# maverick 88 stuck plug



## klj7786 (May 28, 2011)

I have been doing research on how to remove the mag tube on a maverick 88.  every site i went to made it sound very hard.  all i had to do was get a good grip on the solid end of the mag tube with a pair of channel locks, put the stock between my feet, and give it a good twist.  and a piece of cloth in between so as to not scratch the paint. i should have had a thicker piece of cloth because i put a small scratch on the mag tube. i now have went from a capacity of 3 to a capacity of 6.  i doubled the capacity, learned a new trick, so i can deal with the scratch.  i hope this helps anyone with the same problem i had.  oh and by the way a few beers will give you the courage to play gunsmith, with an unloaded gun of course.  hope this helps someone.


----------



## Dead Eye Eddy (May 29, 2011)

That's the way to do it.  I've only had one Mossberg that I couldn't remove the mag tube on.  I think someone had crossthreaded it at some time in the past, because I never could loosen that thing.  I tried PB Blaster and several other things, but finally sold the gun with the plug still in it.

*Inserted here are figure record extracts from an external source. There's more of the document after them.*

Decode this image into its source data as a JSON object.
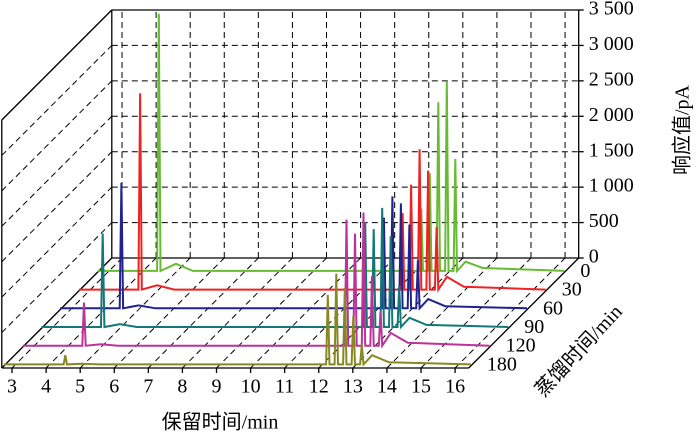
{
  "chart_data": {
    "type": "waterfall",
    "x_label": "保留时间/min",
    "y_label": "响应值/pA",
    "z_label": "蒸馏时间/min",
    "xlim": [
      2.7,
      16.4
    ],
    "xticks": [
      3,
      4,
      5,
      6,
      7,
      8,
      9,
      10,
      11,
      12,
      13,
      14,
      15,
      16
    ],
    "ylim": [
      0,
      3500
    ],
    "yticks": [
      0,
      500,
      {
        "value": 1000,
        "label": "1 000"
      },
      {
        "value": 1500,
        "label": "1 500"
      },
      {
        "value": 2000,
        "label": "2 000"
      },
      {
        "value": 2500,
        "label": "2 500"
      },
      {
        "value": 3000,
        "label": "3 000"
      },
      {
        "value": 3500,
        "label": "3 500"
      }
    ],
    "grid": true,
    "x": [
      2.7,
      4.45,
      4.5,
      4.55,
      5.0,
      5.5,
      12.0,
      12.15,
      12.2,
      12.25,
      12.4,
      12.45,
      12.5,
      12.65,
      12.7,
      12.75,
      12.9,
      12.95,
      13.0,
      13.15,
      13.2,
      13.25,
      13.5,
      14.0,
      16.4
    ],
    "series": [
      {
        "name": "0",
        "color": "#66bb33",
        "values": [
          20,
          20,
          3650,
          20,
          120,
          20,
          20,
          20,
          900,
          20,
          20,
          1400,
          20,
          20,
          2400,
          20,
          20,
          2700,
          20,
          20,
          1600,
          20,
          150,
          60,
          20
        ]
      },
      {
        "name": "30",
        "color": "#ee2222",
        "values": [
          20,
          20,
          2790,
          20,
          80,
          20,
          20,
          20,
          1100,
          20,
          20,
          1500,
          20,
          20,
          2000,
          20,
          20,
          1700,
          20,
          20,
          900,
          20,
          200,
          60,
          20
        ]
      },
      {
        "name": "60",
        "color": "#22228f",
        "values": [
          20,
          20,
          1790,
          20,
          60,
          20,
          20,
          20,
          1300,
          20,
          20,
          1600,
          20,
          20,
          1500,
          20,
          20,
          1200,
          20,
          20,
          700,
          20,
          150,
          50,
          20
        ]
      },
      {
        "name": "90",
        "color": "#117777",
        "values": [
          20,
          20,
          1340,
          20,
          60,
          20,
          20,
          20,
          1500,
          20,
          20,
          1400,
          20,
          20,
          1700,
          20,
          20,
          1300,
          20,
          20,
          600,
          20,
          150,
          50,
          20
        ]
      },
      {
        "name": "120",
        "color": "#bb3399",
        "values": [
          20,
          20,
          630,
          20,
          40,
          20,
          20,
          20,
          1800,
          20,
          20,
          1600,
          20,
          20,
          1900,
          20,
          20,
          1000,
          20,
          20,
          500,
          20,
          200,
          60,
          20
        ]
      },
      {
        "name": "180",
        "color": "#888822",
        "values": [
          20,
          20,
          150,
          20,
          30,
          20,
          20,
          20,
          1000,
          20,
          20,
          1300,
          20,
          20,
          1100,
          20,
          20,
          700,
          20,
          20,
          300,
          20,
          150,
          50,
          20
        ]
      }
    ]
  }
}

I always used cut off pencils for my plugs in the Mossbergs I actually used.  You can remove the barrel and shake them out through the barrel bolt hole wihout removing the magazine tube.  I could go from 3 shells for rabbits and doves to 5 shells for deer to 6 shells for HD as fast as I could remove the barrel, remove/change the plug, and reattach the barrel.


----------



## hoochfisher (May 29, 2011)

The way to remove the plug is to remove the magizine cap screw, hold the gun pointed down and shake side to side. There should be no pliers involved.


----------



## klj7786 (May 29, 2011)

The plug was wedged in between the spring and the inside of the tube. So the plug wouldn't come out. Therefore the mag tube had to come off, or I would just ave a 3 shot shotgun.


----------



## Offroadtek (May 29, 2011)

They put something on the threads at the factory to keep the magtube tight. It's a bear to break loose, but like you said it can be done. I took mine out but putting the end in a pipe vise with much padding and turned the receiver with a big adjustable wrench. I already had to stock off so I had to find a way to turn it than just twisting the stock. Also by putting the wrench on the front of the receiver you don't apply any torque thru the receiver body.


----------